Tetua Ketiga tersenyum: "Memiliki senjata itu jauh lebih baik daripada tidak sama sekali! Bagaimanapun, itu senjata tingkat prima. Aku yakin di dalam alam rahasia nanti, para peserta dari Sekte Pedang Abadi akan sangat bersedia membuat kesepakatan denganmu!"

"Namun, aku punya pemikiran lain... Ingatkah kau saat aku pernah berkata bahwa segala sesuatu bisa dijadikan kertas jimat?"

Wang Dong tersenyum: "Tentu saja saya ingat, Anda pernah mengajarkan bahwa kertas jimat tingkat rendah pun bisa digunakan untuk membuat jimat tingkat tinggi... selama pengendalian kekuatan spiritualnya tepat, semuanya mungkin..."

Tetua Ketiga tertawa: "Kau anak muda, ingatanmu cukup baik! Jangan terpaku pada bentuk!"

"Walaupun kau hanya bisa menggunakan jimat, kau bisa menjadikan pedang ini sebagai bahan kertas jimat tingkat tinggi! Kurasa ini bisa menjadi bahan kertas jimat setingkat tingkat mistis..."

"Ini setara dengan selembar kertas jimat tingkat mistis, dan bisa digunakan terus-menerus..."

Mendengar hal itu, Wang Dong merasa seolah-olah ia baru saja memasuki dunia yang baru!

"Hehe, Tetua Ketiga, imajinasimu sungguh luar biasa!..." ujar Wang Dong sambil tersenyum.

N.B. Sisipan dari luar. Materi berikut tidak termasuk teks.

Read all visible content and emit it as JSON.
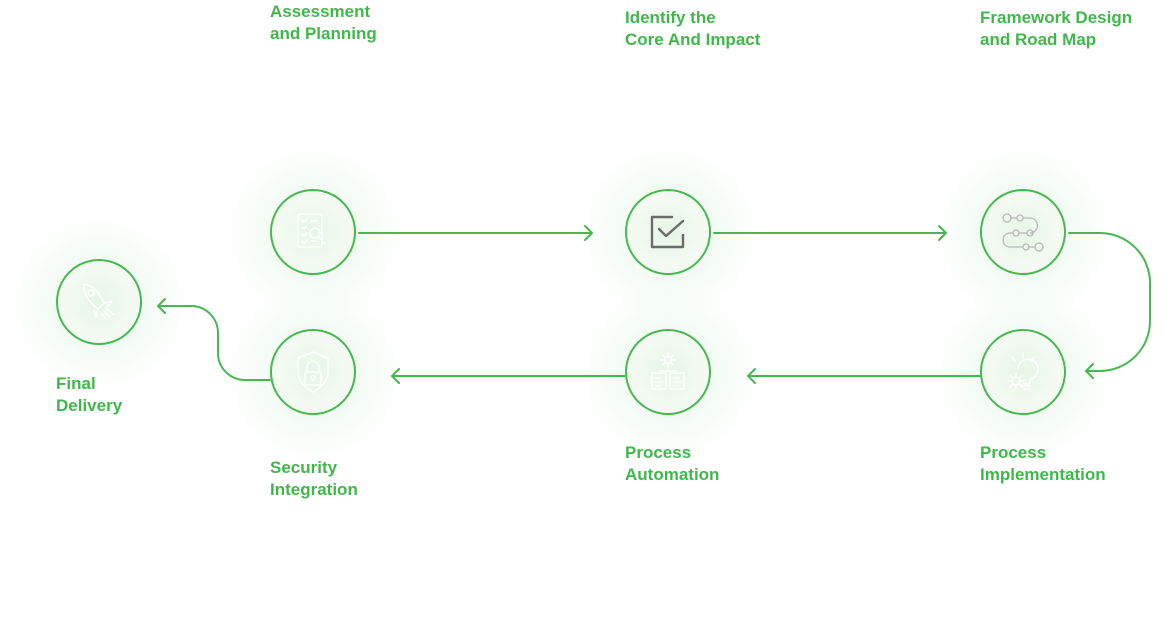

Tetua Ketiga menatapnya dengan serius: "Ini bukan sekadar angan-angan, ini benar-benar bisa dilakukan! Bukankah pedang spiritual, bahkan pedang mistis, adalah wadah untuk membawa kekuatan spiritual? Kenapa tidak bisa dijadikan kertas jimat?"

Wang Dong tenggelam dalam pemikiran yang dalam.

Suara batin si Babi Hitam kecil pun muncul di benaknya: "Wahai kawan muda, Tetua dari sekte kalian ini benar-benar hebat! Imajinasi yang luar biasa, dan apa yang dikatakannya sama sekali tidak salah!"